Böblingen: Kathrin Haasis (kat)

Böblingen - Persönlich hatte er nichts von dem Geld – außer seine Firma vor dem Bankrott zu bewahren. Fast zwölf Millionen Euro hat ein 61-jähriger Unternehmer aus dem Raum Böblingen innerhalb von vier Jahren mittels Betrugs, Veruntreuung und Unterschlagung erwirtschaftet. Er habe zum größten Kranverleih Süddeutschlands werden wollen, erklärte der Mann vor dem Stuttgarter Landgericht. Weil seine Firma aber seit Jahren in Schwierigkeiten steckte, da die Mieteinnahmen zurückgegangen waren, verkaufte er Kräne, die er gar nicht besaß, oder bot sie als Sicherheit für neue Kredite an. Zu einer Freiheitsstrafe von vier Jahren und sechs Monaten verurteilte ihn eine Große Strafkammer am Freitag. „Das ist eine Menge Holz“, sagte der Vorsitzende Richter zu der immensen Schadensumme.

 

Größenwahn als Grund für den Betrug

Der Angeklagte hatte seinen Größenwahn als Grund für den Betrug angegeben. Er sah sich deshalb als vermindert schuldfähig an. Sein Leben lang schon leide er an einer Depression und habe starke Stimmungsschwankungen. Doch der psychiatrische Gutachter bestätigte diese Ansicht in dem Prozess nicht. Er diagnostizierte nur eine leichte Persönlichkeitsstörung – den Hang, zu positiv zu denken. „Nicht jeder optimistische Unternehmergeist führt jedoch gleich zu krankhaftem Wahn“, sagte der Richter. Von einer manischen Erkrankung sei nicht auszugehen: Denn dann wäre der Angeklagte nicht in der Lage gewesen, diese Taten zu begehen. „Er hat nicht direkt gewollt und gewusst, dass er sich strafbar macht“, räumte der Richter lediglich ein.

Der 61-Jährige hatte seine Firma im Jahr 1998 eröffnet. Zuvor war er jahrelang bei seinen Brüdern beschäftigt, die mit einem ähnlichen Geschäftsmodell pleitegingen. Ursprünglich hatte er den Beruf des Bäckers gelernt, musste ihn aber wegen einer Allergie aufgeben. Sein Maschinenpark umfasste rund 60 Kräne, als er sich des „immer undurchsichtiger werdenden Finanzierungsmodells bediente“, wie der Richter sagte. Als „Kranopoly“ nach dem Spiel Monopoly bezeichnete dieser das System mit verschiedenen Zwischenhändlern und dem mehrfachen Verleasen einzelner Kräne.
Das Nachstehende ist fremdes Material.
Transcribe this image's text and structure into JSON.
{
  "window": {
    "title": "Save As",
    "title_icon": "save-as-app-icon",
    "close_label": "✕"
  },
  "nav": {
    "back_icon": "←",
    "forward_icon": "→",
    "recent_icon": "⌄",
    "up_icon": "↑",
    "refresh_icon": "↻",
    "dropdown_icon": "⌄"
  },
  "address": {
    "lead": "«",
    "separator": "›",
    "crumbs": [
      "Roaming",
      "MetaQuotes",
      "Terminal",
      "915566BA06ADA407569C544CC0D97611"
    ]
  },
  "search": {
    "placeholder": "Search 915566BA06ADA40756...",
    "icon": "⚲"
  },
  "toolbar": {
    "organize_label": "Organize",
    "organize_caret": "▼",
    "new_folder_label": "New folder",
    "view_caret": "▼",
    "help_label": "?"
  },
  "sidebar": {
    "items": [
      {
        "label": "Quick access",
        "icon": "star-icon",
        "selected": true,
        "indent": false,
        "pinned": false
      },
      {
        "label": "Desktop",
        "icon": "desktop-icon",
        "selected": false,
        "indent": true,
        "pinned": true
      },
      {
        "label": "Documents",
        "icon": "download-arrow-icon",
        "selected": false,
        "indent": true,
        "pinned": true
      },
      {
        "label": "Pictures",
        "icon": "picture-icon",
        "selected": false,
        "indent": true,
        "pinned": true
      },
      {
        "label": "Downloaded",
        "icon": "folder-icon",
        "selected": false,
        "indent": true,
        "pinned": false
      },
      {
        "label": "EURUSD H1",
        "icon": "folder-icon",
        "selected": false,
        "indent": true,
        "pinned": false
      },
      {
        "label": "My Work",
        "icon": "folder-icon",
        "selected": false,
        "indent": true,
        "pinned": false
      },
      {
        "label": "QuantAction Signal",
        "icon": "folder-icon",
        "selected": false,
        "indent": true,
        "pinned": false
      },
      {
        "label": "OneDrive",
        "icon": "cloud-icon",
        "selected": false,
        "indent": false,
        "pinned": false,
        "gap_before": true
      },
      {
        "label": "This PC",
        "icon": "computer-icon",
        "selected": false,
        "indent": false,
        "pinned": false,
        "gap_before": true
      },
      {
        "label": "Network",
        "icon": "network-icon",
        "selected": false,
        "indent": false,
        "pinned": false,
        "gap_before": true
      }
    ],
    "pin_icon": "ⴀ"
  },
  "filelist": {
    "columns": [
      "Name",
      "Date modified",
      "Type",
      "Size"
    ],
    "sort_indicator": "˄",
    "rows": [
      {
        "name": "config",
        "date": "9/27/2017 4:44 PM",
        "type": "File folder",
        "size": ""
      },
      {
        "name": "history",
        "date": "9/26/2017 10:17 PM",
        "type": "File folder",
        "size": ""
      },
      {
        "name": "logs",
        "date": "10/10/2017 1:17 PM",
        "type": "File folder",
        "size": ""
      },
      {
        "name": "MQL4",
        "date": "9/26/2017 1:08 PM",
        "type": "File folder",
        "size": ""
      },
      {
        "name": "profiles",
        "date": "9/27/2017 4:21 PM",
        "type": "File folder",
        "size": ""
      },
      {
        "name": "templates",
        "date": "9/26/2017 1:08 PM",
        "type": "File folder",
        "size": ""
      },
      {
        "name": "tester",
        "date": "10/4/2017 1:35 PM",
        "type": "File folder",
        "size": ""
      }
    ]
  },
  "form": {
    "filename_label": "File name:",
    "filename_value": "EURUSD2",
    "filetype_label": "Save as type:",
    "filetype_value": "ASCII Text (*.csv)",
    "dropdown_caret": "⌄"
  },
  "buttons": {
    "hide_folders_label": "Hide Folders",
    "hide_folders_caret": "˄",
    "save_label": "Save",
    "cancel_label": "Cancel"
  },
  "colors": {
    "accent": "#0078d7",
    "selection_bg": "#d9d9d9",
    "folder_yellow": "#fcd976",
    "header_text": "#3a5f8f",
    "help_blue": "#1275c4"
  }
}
Auf 42 Fällen des Betrugs sowie 38 Fällen von Veruntreuung und Unterschlagung zwischen Oktober 2006 und Januar 2011 basiert sein Urteil. Er kritisierte allerdings auch die Leasingfirmen und Kreditgeber, die diese Geschäfte nicht überwacht hätten, was bei dem Angeklagten die Hemmschwelle immer weiter gesenkt habe. Weil die Kräne auch nach dem Verkauf auf dem Betriebsgelände des Angeklagten oder auf Baustellen blieben, fiel den Finanziers nicht auf, dass ihr Kran gar nicht existierte.
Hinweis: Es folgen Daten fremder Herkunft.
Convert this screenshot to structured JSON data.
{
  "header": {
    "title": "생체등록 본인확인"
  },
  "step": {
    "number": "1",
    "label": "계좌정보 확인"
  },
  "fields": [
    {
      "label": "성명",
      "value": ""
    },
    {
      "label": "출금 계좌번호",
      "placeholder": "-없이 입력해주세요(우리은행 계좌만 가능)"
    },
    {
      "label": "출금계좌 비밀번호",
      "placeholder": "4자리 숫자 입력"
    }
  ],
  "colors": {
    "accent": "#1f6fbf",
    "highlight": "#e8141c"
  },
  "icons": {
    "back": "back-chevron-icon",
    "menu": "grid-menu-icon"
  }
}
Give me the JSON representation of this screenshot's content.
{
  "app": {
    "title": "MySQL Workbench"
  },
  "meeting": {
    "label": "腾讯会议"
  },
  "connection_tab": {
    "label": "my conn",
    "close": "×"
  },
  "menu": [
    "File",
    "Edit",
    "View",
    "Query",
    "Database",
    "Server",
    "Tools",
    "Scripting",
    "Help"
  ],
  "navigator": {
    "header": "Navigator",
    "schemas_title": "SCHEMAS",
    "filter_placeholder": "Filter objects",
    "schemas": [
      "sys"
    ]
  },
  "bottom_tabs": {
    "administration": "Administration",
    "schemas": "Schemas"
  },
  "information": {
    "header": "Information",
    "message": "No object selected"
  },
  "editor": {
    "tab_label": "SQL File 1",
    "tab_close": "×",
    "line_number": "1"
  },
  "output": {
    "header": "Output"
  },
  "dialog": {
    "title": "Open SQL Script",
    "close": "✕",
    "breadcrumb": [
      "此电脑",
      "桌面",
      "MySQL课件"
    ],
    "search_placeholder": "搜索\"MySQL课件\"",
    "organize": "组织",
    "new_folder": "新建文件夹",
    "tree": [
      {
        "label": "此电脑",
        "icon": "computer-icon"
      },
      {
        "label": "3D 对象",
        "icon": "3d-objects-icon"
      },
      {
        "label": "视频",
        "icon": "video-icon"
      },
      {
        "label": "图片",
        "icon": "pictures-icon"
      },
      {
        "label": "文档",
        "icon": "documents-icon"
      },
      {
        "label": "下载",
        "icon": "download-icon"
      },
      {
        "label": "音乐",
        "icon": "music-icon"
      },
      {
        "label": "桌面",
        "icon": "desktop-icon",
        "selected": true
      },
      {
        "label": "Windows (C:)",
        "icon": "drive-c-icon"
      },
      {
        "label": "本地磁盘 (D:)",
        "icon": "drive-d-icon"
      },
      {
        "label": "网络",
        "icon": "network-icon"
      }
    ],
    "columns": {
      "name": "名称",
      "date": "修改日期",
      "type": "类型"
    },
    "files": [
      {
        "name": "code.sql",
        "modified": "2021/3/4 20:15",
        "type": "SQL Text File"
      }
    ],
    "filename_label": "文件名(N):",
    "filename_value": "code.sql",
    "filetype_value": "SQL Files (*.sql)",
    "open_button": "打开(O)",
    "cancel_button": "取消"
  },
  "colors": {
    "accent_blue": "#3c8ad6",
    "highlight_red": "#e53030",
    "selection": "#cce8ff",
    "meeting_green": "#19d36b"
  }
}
Der Schaden am Ende: 6,7 Millionen Euro

Mit ihrem Urteil blieb die Strafkammer nur einen Monat unter der Forderung der Staatsanwaltschaft. Die Verteidiger hatten auf eine Freiheitsstrafe von weniger als vier Jahren plädiert. Der 61-Jährige hatte sich vor vier Jahren immerhin selbst angezeigt und bei der Aufklärung seiner Taten mitgeholfen. Er legte ein umfassendes Geständnis ab, „das nicht nur von Selbstmitleid, sondern auch von Reue geprägt war“, erkannte der Richter an. Darüber hinaus ist der Mann nicht vorbestraft. Wegen der langen Verfahrensdauer gelten vier Monate der Freiheitsstrafe schon als verbüßt. Dass er die Betrugsmasche vorsätzlich, gewerbsmäßig und über viele Jahre hinweg betrieb, legte der Richter jedoch negativ aus. Die Taten des 61-Jährigen hatten dazu geführt, dass eine weitere Firma in die Insolvenz gerissen wurde. Zwar konnte einiges wiedergutgemacht werden – etwa durch die Zwangsversteigerung des Einfamilienhauses seiner Frau –, dennoch bleibt am Ende ein Schaden von 6,7 Millionen Euro.

„Der Angeklagte hat sich selbst am meisten geschädigt: gesundheitlich und wirtschaftlich“, sagte der Richter. Ob der 61-Jährige ins Gefängnis geschickt werden kann, muss noch geprüft werden – wegen seiner angeschlagenen Verfassung.